Solusilndonesia.com — Google resmi memperkenalkan model kecerdasan buatan terbarunya, Gemini 3, pada Selasa (18/11/2025) waktu AS.
Perusahaan menyebut model ini sebagai sistem AI paling maju yang pernah mereka rilis, dengan kemampuan memahami dan merespons secara jauh lebih akurat dibanding generasi sebelumnya.
“Kami menghadirkan Gemini 3, model paling cerdas yang kami miliki, yang menggabungkan seluruh kemampuan keluarga Gemini ke dalam satu pengalaman,” tulis Google dalam pengumuman resminya.
Peluncuran ini disebut-sebut sebagai upaya Google menyalip perkembangan model AI dari OpenAI yang baru merilis GPT-5.
Untuk pertama kalinya, publik dapat langsung menjajal Gemini 3 Pro sejak hari peluncuran. Kepala Produk sekaligus Senior Director Google DeepMind, Tulsee Doshi, menjelaskan bahwa model baru ini membawa Google semakin dekat dengan cita-cita mereka: mesin pencari yang universal, terus berkembang, dan benar-benar memahami kebutuhan pengguna.
Ia menegaskan bahwa Gemini 3 dirancang tak lagi terpaku pada paradigma “jawaban berbasis teks semata”. Model ini mampu memberikan respons yang lebih kaya, lebih lengkap, dan intuitif berdasarkan apa yang dilihat pengguna.
Menurut Google, Gemini 3 Pro kini natively multimodal mampu memproses teks, gambar, dan audio dalam satu alur. Artinya, pengguna tidak lagi perlu membuat banyak prompt hanya untuk memberi konteks. Sistem secara otomatis mengenali maksud, situasi, dan kebutuhan di balik pertanyaan.
Google menambahkan bahwa Gemini 3 Pro menghadirkan interaksi yang lebih dalam dan langsung pada sasaran. Responsnya dibuat lebih padat, tidak bertele-tele, dan “tidak lagi penuh sanjungan yang tidak perlu” menyindir masalah gaya jawaban AI lain yang disebut-sebut terlalu manis pada awal tahun lalu.

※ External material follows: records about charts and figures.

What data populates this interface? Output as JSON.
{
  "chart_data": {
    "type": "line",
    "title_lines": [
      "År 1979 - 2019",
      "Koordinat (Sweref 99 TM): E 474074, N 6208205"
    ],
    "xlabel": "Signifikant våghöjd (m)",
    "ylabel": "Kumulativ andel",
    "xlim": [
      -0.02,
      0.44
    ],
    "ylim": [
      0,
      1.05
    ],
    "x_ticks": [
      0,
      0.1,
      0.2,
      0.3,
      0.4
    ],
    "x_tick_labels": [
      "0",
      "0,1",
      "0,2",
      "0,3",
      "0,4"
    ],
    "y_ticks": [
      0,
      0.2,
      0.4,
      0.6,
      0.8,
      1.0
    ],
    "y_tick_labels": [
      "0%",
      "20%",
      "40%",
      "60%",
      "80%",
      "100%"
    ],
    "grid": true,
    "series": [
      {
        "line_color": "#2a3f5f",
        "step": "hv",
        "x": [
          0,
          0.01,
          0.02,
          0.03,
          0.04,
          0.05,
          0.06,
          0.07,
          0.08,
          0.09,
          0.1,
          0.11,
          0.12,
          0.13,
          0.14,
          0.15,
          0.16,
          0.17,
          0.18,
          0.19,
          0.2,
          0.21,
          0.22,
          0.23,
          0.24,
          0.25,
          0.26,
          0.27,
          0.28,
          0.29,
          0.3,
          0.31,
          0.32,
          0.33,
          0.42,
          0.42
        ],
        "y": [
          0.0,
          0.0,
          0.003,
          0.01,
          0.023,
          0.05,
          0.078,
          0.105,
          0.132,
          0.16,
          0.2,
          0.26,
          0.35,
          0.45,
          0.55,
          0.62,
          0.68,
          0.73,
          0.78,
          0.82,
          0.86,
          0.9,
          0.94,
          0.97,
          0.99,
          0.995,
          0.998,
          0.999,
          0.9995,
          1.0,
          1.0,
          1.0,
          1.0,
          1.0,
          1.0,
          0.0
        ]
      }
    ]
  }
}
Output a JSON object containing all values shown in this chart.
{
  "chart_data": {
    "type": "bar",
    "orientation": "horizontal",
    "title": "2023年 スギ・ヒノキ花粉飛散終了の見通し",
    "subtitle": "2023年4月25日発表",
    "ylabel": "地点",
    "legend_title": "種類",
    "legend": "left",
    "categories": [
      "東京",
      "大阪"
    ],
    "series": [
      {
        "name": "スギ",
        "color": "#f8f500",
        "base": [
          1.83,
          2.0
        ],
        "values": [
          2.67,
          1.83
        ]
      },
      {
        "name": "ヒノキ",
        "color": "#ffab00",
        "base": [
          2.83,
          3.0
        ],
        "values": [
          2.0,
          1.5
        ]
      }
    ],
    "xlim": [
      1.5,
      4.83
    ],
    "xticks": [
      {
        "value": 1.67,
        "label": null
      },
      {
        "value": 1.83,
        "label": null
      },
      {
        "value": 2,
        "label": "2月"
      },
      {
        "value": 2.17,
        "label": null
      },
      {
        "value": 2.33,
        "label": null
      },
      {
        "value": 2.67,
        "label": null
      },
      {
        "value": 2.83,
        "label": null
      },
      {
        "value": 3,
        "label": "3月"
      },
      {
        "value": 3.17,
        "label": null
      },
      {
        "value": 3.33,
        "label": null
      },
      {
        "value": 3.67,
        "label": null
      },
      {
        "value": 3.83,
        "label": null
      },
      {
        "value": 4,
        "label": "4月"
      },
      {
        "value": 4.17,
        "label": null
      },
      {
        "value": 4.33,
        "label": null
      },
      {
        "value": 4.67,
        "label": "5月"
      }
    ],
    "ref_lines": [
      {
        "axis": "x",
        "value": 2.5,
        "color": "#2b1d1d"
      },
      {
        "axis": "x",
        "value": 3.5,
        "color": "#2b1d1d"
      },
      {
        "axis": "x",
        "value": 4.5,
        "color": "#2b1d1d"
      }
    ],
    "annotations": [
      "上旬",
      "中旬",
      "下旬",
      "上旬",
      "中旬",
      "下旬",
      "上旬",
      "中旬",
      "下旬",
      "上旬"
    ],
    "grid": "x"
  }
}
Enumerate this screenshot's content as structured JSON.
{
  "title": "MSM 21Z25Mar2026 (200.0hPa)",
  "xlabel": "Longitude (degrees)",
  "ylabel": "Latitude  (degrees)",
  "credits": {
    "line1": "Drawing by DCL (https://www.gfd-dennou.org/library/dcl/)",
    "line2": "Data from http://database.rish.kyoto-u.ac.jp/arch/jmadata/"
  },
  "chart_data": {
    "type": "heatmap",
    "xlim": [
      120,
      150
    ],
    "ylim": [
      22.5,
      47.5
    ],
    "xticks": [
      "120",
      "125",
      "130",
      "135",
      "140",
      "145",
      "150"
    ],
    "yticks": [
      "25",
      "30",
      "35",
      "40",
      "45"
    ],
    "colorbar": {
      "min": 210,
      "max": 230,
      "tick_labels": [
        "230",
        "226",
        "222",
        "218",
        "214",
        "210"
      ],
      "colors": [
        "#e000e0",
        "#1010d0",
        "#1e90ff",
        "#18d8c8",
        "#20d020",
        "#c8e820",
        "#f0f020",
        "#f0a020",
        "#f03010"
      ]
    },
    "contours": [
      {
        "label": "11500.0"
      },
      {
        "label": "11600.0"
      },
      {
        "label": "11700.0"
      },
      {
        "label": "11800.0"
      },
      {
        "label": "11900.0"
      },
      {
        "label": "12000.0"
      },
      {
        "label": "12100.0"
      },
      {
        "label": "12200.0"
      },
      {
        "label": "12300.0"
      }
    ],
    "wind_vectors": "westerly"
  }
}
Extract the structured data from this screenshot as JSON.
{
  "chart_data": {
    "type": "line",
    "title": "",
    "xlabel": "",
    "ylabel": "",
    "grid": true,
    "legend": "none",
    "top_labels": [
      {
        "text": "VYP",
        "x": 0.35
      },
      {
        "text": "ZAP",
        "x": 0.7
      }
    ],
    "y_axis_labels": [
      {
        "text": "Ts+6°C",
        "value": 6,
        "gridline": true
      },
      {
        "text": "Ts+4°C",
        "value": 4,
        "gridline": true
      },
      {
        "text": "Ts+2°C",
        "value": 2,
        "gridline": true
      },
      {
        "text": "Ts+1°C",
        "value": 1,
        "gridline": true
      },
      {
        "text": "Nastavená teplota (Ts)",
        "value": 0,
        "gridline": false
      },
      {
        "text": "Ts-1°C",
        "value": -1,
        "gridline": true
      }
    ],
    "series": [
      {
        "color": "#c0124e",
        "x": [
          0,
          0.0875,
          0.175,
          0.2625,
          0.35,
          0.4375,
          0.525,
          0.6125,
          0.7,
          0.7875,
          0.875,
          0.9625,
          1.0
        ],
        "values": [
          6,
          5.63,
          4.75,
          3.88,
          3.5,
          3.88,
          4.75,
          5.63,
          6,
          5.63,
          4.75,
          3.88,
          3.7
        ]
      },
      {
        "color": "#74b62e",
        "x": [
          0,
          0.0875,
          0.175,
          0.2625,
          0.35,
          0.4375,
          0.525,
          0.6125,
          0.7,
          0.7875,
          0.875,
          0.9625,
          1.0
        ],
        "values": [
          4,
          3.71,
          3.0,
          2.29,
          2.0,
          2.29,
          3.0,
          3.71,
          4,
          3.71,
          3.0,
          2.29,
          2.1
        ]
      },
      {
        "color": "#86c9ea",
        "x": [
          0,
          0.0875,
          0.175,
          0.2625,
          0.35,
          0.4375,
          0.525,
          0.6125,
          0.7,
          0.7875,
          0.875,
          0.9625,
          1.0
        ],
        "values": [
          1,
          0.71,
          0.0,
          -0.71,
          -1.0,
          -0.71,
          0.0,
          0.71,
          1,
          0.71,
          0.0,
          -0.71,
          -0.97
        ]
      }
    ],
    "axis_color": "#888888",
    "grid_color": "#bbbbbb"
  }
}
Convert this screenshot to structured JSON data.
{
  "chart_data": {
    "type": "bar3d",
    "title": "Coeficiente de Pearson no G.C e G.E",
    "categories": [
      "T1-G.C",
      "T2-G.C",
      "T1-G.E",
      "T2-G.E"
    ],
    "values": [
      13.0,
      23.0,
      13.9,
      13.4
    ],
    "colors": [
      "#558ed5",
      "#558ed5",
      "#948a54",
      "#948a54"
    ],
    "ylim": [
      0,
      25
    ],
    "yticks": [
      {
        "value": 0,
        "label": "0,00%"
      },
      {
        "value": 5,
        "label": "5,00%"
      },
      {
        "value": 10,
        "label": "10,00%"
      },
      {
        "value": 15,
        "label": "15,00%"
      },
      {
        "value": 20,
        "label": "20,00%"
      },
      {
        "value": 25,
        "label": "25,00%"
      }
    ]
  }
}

Contoh penggunaan yang disebut Google termasuk mengubah gambar resep menjadi buku masakan, hingga membuat flash card dari video pelajaran secara otomatis.
Salah satu fitur baru yang ikut diraikan adalah ruang kerja visual bernama Canvas, di mana pengguna dapat membuat output gambar dan tata letak generatif yang lebih dinamis.
Fitur ini sedang diuji di Gemini Labs dan dirancang untuk memperkaya kemampuan AI dalam memproses visual, termasuk menghasilkan layout ala majalah atau komposisi gambar berdasarkan perintah pengguna.
Lalu, fitur Search di Gemini 3 kini memungkinkan pencarian visual seperti gambar, tabel, maupun simulasi menggunakan teknik fan-out query—metode yang memecah satu pertanyaan menjadi bagian-bagian yang relevan sambil menjaga pemahaman konteks.
Dengan kemampuan yang begitu besar, Gemini 3 Pro secara tidak langsung menyoroti kelemahan kompetitornya, termasuk ChatGPT. Doshi menyebut bahwa pengguna akan merasakan respons yang lebih cerdas dan lebih ringkas, sekaligus upaya untuk mengurangi “jawaban-jawaban yang menjilat”. OpenAI sendiri sebelumnya melakukan sejumlah penyempurnaan untuk mengatasi masalah serupa.
Di platform pembanding model AI seperti LMArena, Gemini 3 Pro bahkan berada di peringkat teratas, mengungguli Gemini 2.5 Pro dalam hampir semua kategori: mulai dari matematika, analisis mendalam, hingga pemecahan masalah.
Model ini sudah bisa digunakan di aplikasi Gemini secara global, sementara pelanggan Google AI Pro dan Ultra di AS mendapat akses tambahan ke mode “Thinking”.
Namun, berdasarkan penelusuran, Gemini 3 Pro belum hadir di Indonesia pengguna di Tanah Air baru bisa mengakses Gemini 2.5 Pro.